Additional Problems

Smallest Divisor of an integer

Problem: Given an integer m, write a program that will find its smallest exact divisor other than 1.

      Is the problem clear and well-defined?

      what is a divisor?

    For any number m, there are divisors

    There are at least two divisors

    All divisors of m can be totally ordered

    Can m be 0?

    Can it be negative?

    What if m is prime?

      Assume: m > 0

      Assert: if m is prime, return 1 else the smallest divisor other than 1

Towards a strategy

      All divisors of m are between 1 and m

      Strategy 1:

   Enumerate all divisors of m

   choose the smallest one

      Better Strategy:

   Starting from 2, check one by one whether it is a divisor of m

   If one is found before m is reached then return.

   Otherwise, return 1.

      How to check a divisor?

      Can we do better?

Towards a Better Strategy

      The above inspects (m-1) numbers, in the worst case

   for even numbers, the answer is 2

   for odd numbers, no need to check an even number

      How to check whether a number is even or not?

 

      Do we have go up to m?

The Algorithm

    Algorithm st_divisor
Input m
Assume: m > 0
Output d
Assert: if m is prime, d is 1; otherwise,

                d is the smallest divisor other than 1

1. if ( even(m)) then d = 2
   else
     1.1  d = 3
     1.2  do while ((m mod d /= 0 ) and (d < sqrt(m)))

                         1.2.1  d = d + 2
2. if (m mod d /= 0) then  d = 1

end algorithm

Observation

      How to compute Square roots?

      Better to remove the square root computation before the loop

   Look for removing computations inside loops

      Note m mod d can not be removed

      Is the algorithm correct?

      Does it terminate?

 Loop invariant

      The invariant condition is:

m is odd, d is odd, 1 < d <= sqroot(m) + 1

for no x: 1 < x < d: x is a divisor of m

 

      Bound Function:

                             (m d)

Improvements

      How many iterations?

   In the worst case, the largest integer less than or equal to sqroot(m)/2

   0, if m is even

 

      Is there a better algorithm?

   A lot of redundant checks are still made

   Look for prime divisors

The square root problem

      Problem: Write a program that computes the square root of a given number.

      Is the problem definition clear?

   If 25 is the input, then 5 is the output

   If 81 is the input, then 9 is the output

   If 42 is the input, then ?

      For non perfect squares, the square root is a real number

 

      So the output should be close to the real square root

 

      How close? to a given accuracy

A more precise specification

      Problem: Write a program that given a number m outputs a real value r s.t. r*r differs from m by a given accuracy value e

 

      More precisely, the program outputs r s.t.

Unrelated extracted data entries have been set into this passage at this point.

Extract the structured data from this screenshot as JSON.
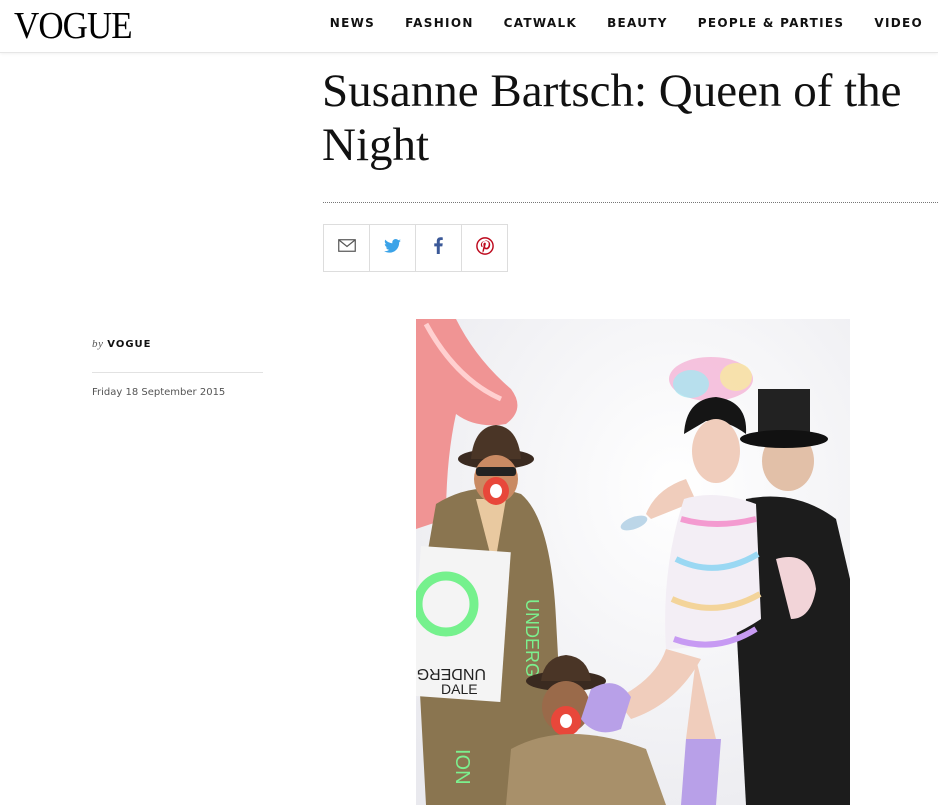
{
  "header": {
    "logo": "VOGUE",
    "nav": [
      "NEWS",
      "FASHION",
      "CATWALK",
      "BEAUTY",
      "PEOPLE & PARTIES",
      "VIDEO"
    ]
  },
  "article": {
    "title": "Susanne Bartsch: Queen of the Night",
    "byline_prefix": "by",
    "author": "VOGUE",
    "date": "Friday 18 September 2015"
  },
  "share": {
    "icons": [
      "mail-icon",
      "twitter-icon",
      "facebook-icon",
      "pinterest-icon"
    ],
    "colors": {
      "mail": "#555555",
      "twitter": "#3ba3e8",
      "facebook": "#3b5998",
      "pinterest": "#bd081c"
    }
  },
  "colors": {
    "text": "#111111",
    "rule": "#dddddd"
  }
}
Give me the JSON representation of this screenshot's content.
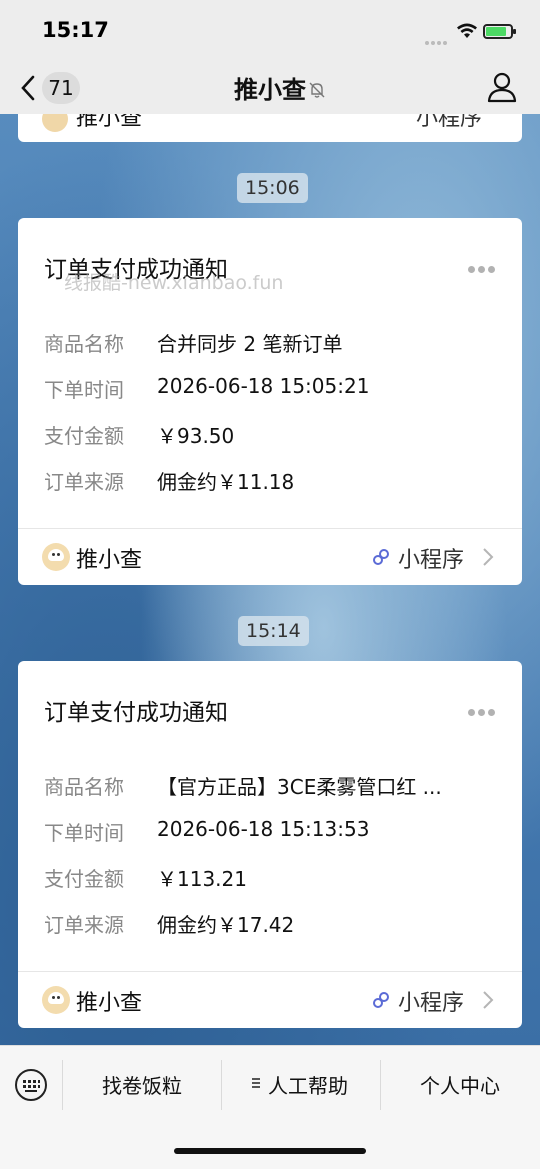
{
  "status_bar": {
    "time": "15:17"
  },
  "nav": {
    "back_count": "71",
    "title": "推小查"
  },
  "top_card_partial": {
    "name": "推小查",
    "link": "小程序"
  },
  "messages": [
    {
      "timestamp": "15:06",
      "title": "订单支付成功通知",
      "watermark": "线报酷-new.xianbao.fun",
      "rows": [
        {
          "label": "商品名称",
          "value": "合并同步 2 笔新订单"
        },
        {
          "label": "下单时间",
          "value": "2026-06-18 15:05:21"
        },
        {
          "label": "支付金额",
          "value": "￥93.50"
        },
        {
          "label": "订单来源",
          "value": "佣金约￥11.18"
        }
      ],
      "footer": {
        "name": "推小查",
        "link": "小程序"
      }
    },
    {
      "timestamp": "15:14",
      "title": "订单支付成功通知",
      "rows": [
        {
          "label": "商品名称",
          "value": "【官方正品】3CE柔雾管口红 ..."
        },
        {
          "label": "下单时间",
          "value": "2026-06-18 15:13:53"
        },
        {
          "label": "支付金额",
          "value": "￥113.21"
        },
        {
          "label": "订单来源",
          "value": "佣金约￥17.42"
        }
      ],
      "footer": {
        "name": "推小查",
        "link": "小程序"
      }
    }
  ],
  "bottom_menu": {
    "items": [
      "找卷饭粒",
      "人工帮助",
      "个人中心"
    ]
  },
  "colors": {
    "background_blue": "#4a7fb5",
    "card": "#ffffff",
    "bar": "#ededed"
  }
}
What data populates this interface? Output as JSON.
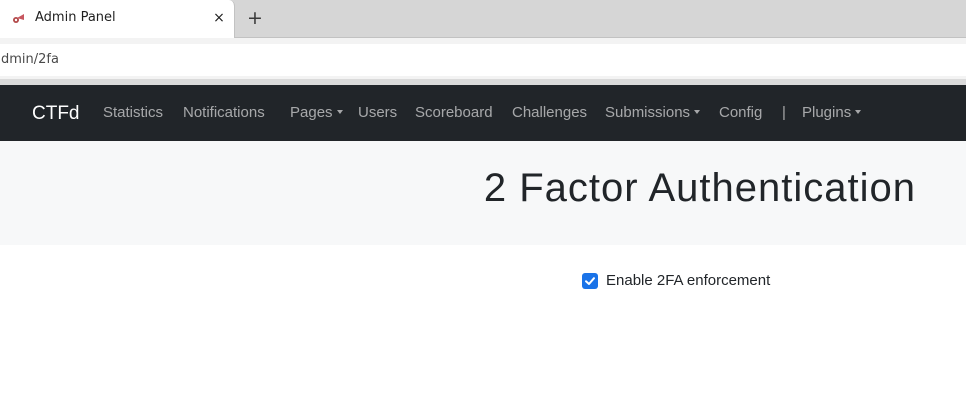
{
  "browser": {
    "tab": {
      "title": "Admin Panel",
      "close_glyph": "×",
      "favicon": "ctfd-favicon"
    },
    "new_tab_glyph": "+",
    "address_bar": {
      "url": "dmin/2fa"
    }
  },
  "navbar": {
    "brand": "CTFd",
    "items": [
      {
        "label": "Statistics"
      },
      {
        "label": "Notifications"
      },
      {
        "label": "Pages"
      },
      {
        "label": "Users"
      },
      {
        "label": "Scoreboard"
      },
      {
        "label": "Challenges"
      },
      {
        "label": "Submissions"
      },
      {
        "label": "Config"
      },
      {
        "label": "|"
      },
      {
        "label": "Plugins"
      }
    ]
  },
  "page": {
    "title": "2 Factor Authentication",
    "enforcement": {
      "label": "Enable 2FA enforcement",
      "checked": true
    }
  },
  "colors": {
    "navbar_bg": "#212529",
    "jumbotron_bg": "#f7f8f9",
    "checkbox_accent": "#1a73e8"
  }
}
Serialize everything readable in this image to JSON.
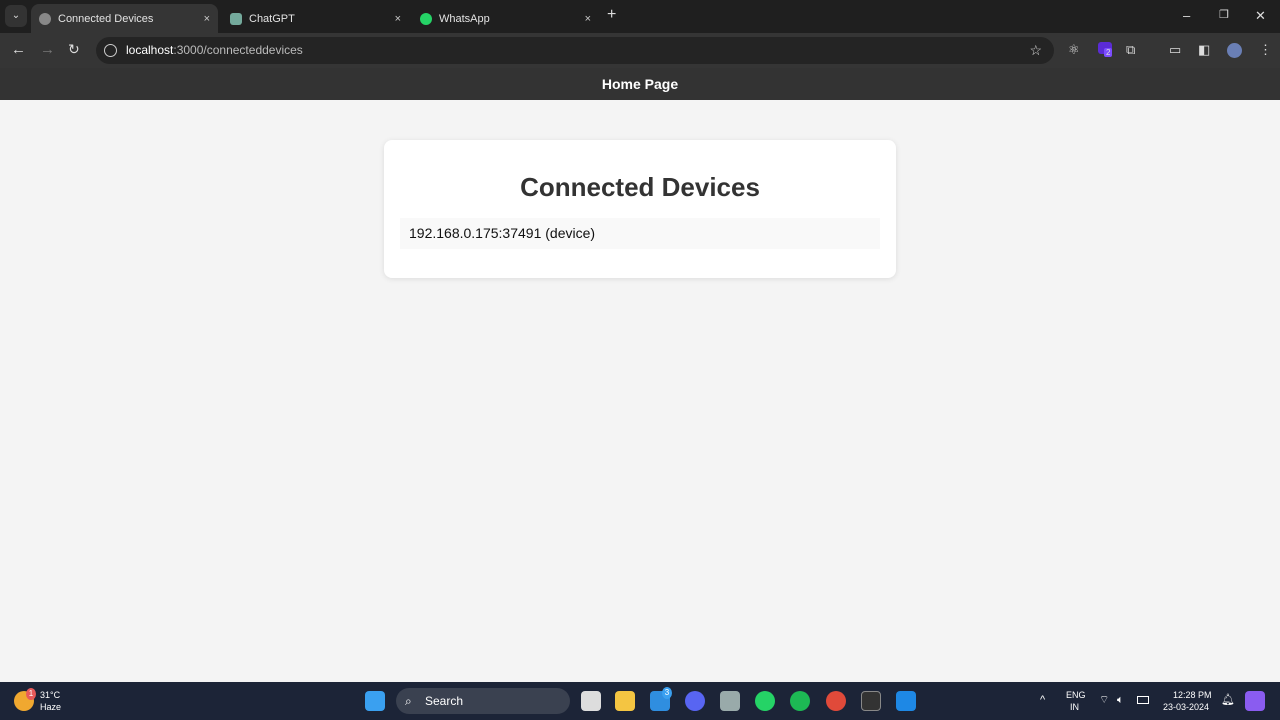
{
  "browser": {
    "tabs": [
      {
        "label": "Connected Devices",
        "active": true
      },
      {
        "label": "ChatGPT"
      },
      {
        "label": "WhatsApp"
      }
    ],
    "new_tab": "+",
    "close": "×",
    "url_host": "localhost",
    "url_rest": ":3000/connecteddevices",
    "extension_badge": "2"
  },
  "app": {
    "header": "Home Page",
    "title": "Connected Devices",
    "devices": [
      "192.168.0.175:37491 (device)"
    ]
  },
  "taskbar": {
    "weather_temp": "31°C",
    "weather_desc": "Haze",
    "weather_badge": "1",
    "search": "Search",
    "mail_badge": "3",
    "lang": "ENG",
    "region": "IN",
    "time": "12:28 PM",
    "date": "23-03-2024"
  }
}
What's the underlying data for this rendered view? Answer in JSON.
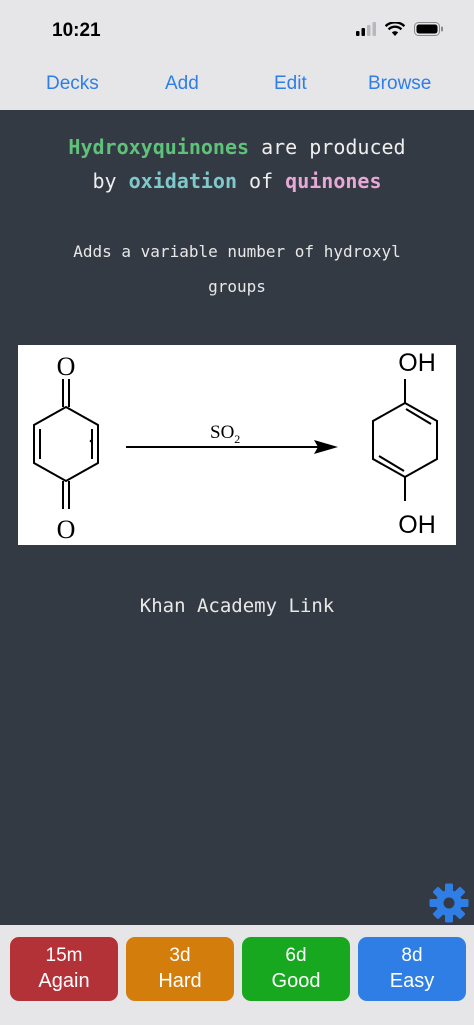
{
  "status_bar": {
    "time": "10:21"
  },
  "nav": {
    "decks": "Decks",
    "add": "Add",
    "edit": "Edit",
    "browse": "Browse"
  },
  "card": {
    "q_part1": "Hydroxyquinones",
    "q_part2": " are produced",
    "q_part3": "by ",
    "q_part4": "oxidation",
    "q_part5": " of ",
    "q_part6": "quinones",
    "note": "Adds a variable number of hydroxyl groups",
    "reagent": "SO",
    "reagent_sub": "2",
    "top_oh": "OH",
    "bottom_oh": "OH",
    "top_o": "O",
    "bottom_o": "O",
    "link": "Khan Academy Link"
  },
  "answers": [
    {
      "time": "15m",
      "label": "Again",
      "color": "#b33238"
    },
    {
      "time": "3d",
      "label": "Hard",
      "color": "#d37d0d"
    },
    {
      "time": "6d",
      "label": "Good",
      "color": "#18a81f"
    },
    {
      "time": "8d",
      "label": "Easy",
      "color": "#2f7ee6"
    }
  ],
  "colors": {
    "accent": "#2f7ee6",
    "card_bg": "#343a44",
    "bar_bg": "#e6e6e9"
  },
  "icons": [
    "signal-icon",
    "wifi-icon",
    "battery-icon",
    "gear-icon"
  ]
}
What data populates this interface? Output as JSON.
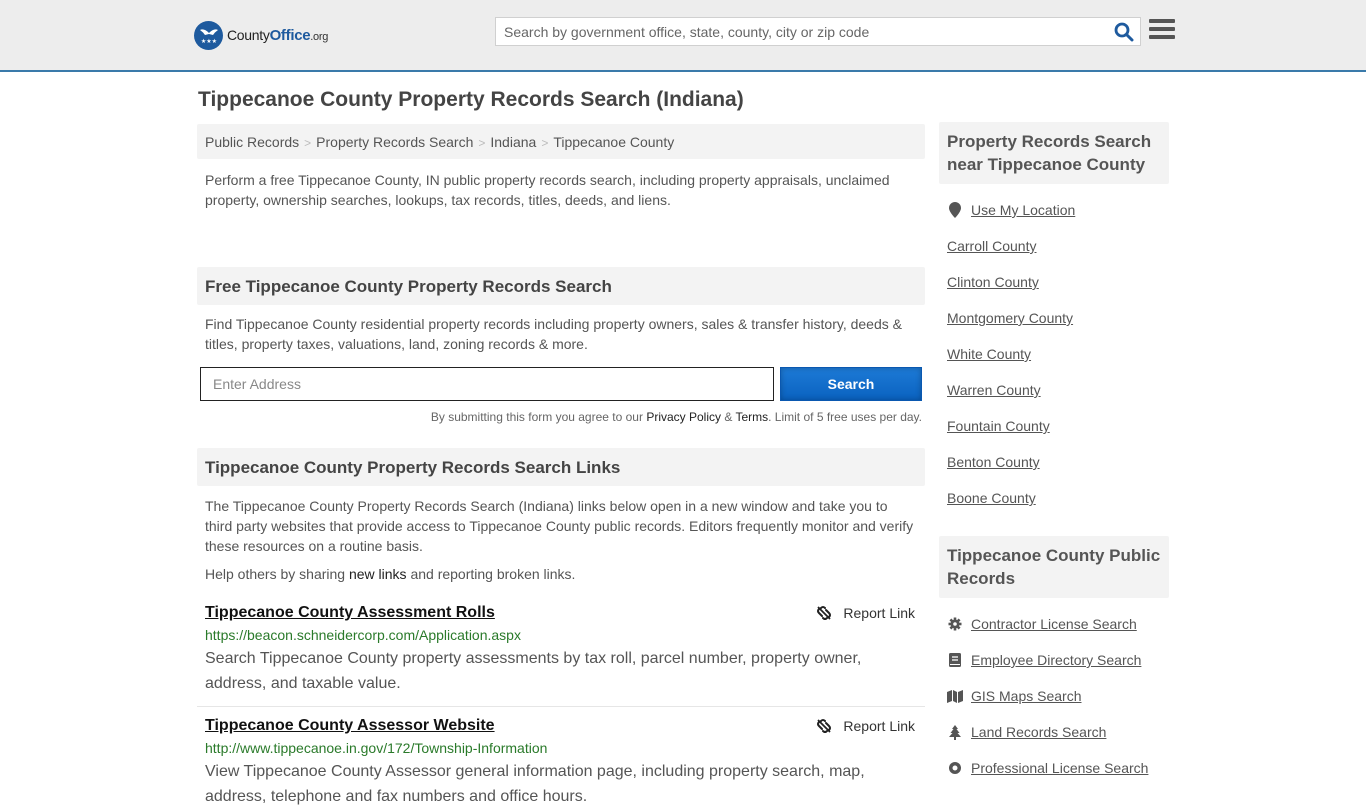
{
  "header": {
    "logo": {
      "name_part1": "County",
      "name_part2": "Office",
      "tld": ".org"
    },
    "search_placeholder": "Search by government office, state, county, city or zip code"
  },
  "page_title": "Tippecanoe County Property Records Search (Indiana)",
  "breadcrumb": [
    "Public Records",
    "Property Records Search",
    "Indiana",
    "Tippecanoe County"
  ],
  "intro": "Perform a free Tippecanoe County, IN public property records search, including property appraisals, unclaimed property, ownership searches, lookups, tax records, titles, deeds, and liens.",
  "free_search": {
    "heading": "Free Tippecanoe County Property Records Search",
    "text": "Find Tippecanoe County residential property records including property owners, sales & transfer history, deeds & titles, property taxes, valuations, land, zoning records & more.",
    "address_placeholder": "Enter Address",
    "button_label": "Search",
    "terms_prefix": "By submitting this form you agree to our ",
    "privacy_label": "Privacy Policy",
    "amp": " & ",
    "terms_label": "Terms",
    "terms_suffix": ". Limit of 5 free uses per day."
  },
  "links_section": {
    "heading": "Tippecanoe County Property Records Search Links",
    "text": "The Tippecanoe County Property Records Search (Indiana) links below open in a new window and take you to third party websites that provide access to Tippecanoe County public records. Editors frequently monitor and verify these resources on a routine basis.",
    "help_prefix": "Help others by sharing ",
    "help_link": "new links",
    "help_suffix": " and reporting broken links.",
    "report_label": "Report Link",
    "items": [
      {
        "title": "Tippecanoe County Assessment Rolls",
        "url": "https://beacon.schneidercorp.com/Application.aspx",
        "description": "Search Tippecanoe County property assessments by tax roll, parcel number, property owner, address, and taxable value."
      },
      {
        "title": "Tippecanoe County Assessor Website",
        "url": "http://www.tippecanoe.in.gov/172/Township-Information",
        "description": "View Tippecanoe County Assessor general information page, including property search, map, address, telephone and fax numbers and office hours."
      }
    ]
  },
  "sidebar": {
    "nearby_heading": "Property Records Search near Tippecanoe County",
    "use_location": "Use My Location",
    "nearby": [
      "Carroll County",
      "Clinton County",
      "Montgomery County",
      "White County",
      "Warren County",
      "Fountain County",
      "Benton County",
      "Boone County"
    ],
    "public_heading": "Tippecanoe County Public Records",
    "public_records": [
      {
        "label": "Contractor License Search",
        "icon": "gear-icon"
      },
      {
        "label": "Employee Directory Search",
        "icon": "book-icon"
      },
      {
        "label": "GIS Maps Search",
        "icon": "map-icon"
      },
      {
        "label": "Land Records Search",
        "icon": "tree-icon"
      },
      {
        "label": "Professional License Search",
        "icon": "badge-icon"
      }
    ]
  },
  "colors": {
    "brand_blue": "#1e5a9e",
    "header_border": "#3a7aaa",
    "button_blue": "#0a62c0",
    "url_green": "#2a7a2a"
  }
}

                     |r*r - m| < e

Solution Strategy

Guess and Correct Strategy:

      Choose an initial guess r less than m

      If r*r > m then keep decreasing r by 1 until r*r is less than or equal to m.

      If r*r < m then keep increasing r by 0.1, until r*r exceeds or equals m

      If r*r > m then decrease r by 0.01 until r*r exceeds or equals m.

        ...

 

      Terminate the computation when  r*r equals m or differs from m by a given small number.

Idea

 

 

 

 

 

 

 

 

      Number of iteration depends upon the initial guess

      If m is 10,00,000 and the initial guess is 300 then over 700 steps are needed

      Can we have a better strategy?

Towards a better strategy

      The basic idea of the strategy is to obtain a series of guesses that

   falls on either side of the actual value

   narrows down closer and closer

      To make the guess fall on either side

   increase/decrease the guess systematically

      To narrow the guess

   the amount of increase/decrease is reduced

      Improving the strategy

   faster ways of obtaining new guess from the old one

One Strategy

      Given a guess a for square root of m

   m/a falls on the opposite side

   (a + m/a)/2, can be the next guess

      This gives rise to the following solution

   start with an arbitrary guess, r_0

   generate new guesses r_1, r_2, etc by using the averaging formula.

      When to terminate?

   when the successive guesses differ by a given small number

The algorithm

Algorithm Sq_root

 Input m, e: real

 assume: m>0, 1 > e > 0

Output r1, r2: real

 assert:: |(r2 * r2 - m) | <= |(r1 * r1 - m)|, |r1 - r2| < e 

  

 1. r1 = m/2

 2. r2 = r1

 

 3.  Do while (|r1 - r2| > e) steps 3.1 and 3.2

            3.1   r1 = r2

            3.2   r2 = (r1+m/r1)/2

 end Algorithm

 

Analysis of the algorithm

      Is it correct? Find the loop invariant and bound function

 

      Can the algorithm be improved?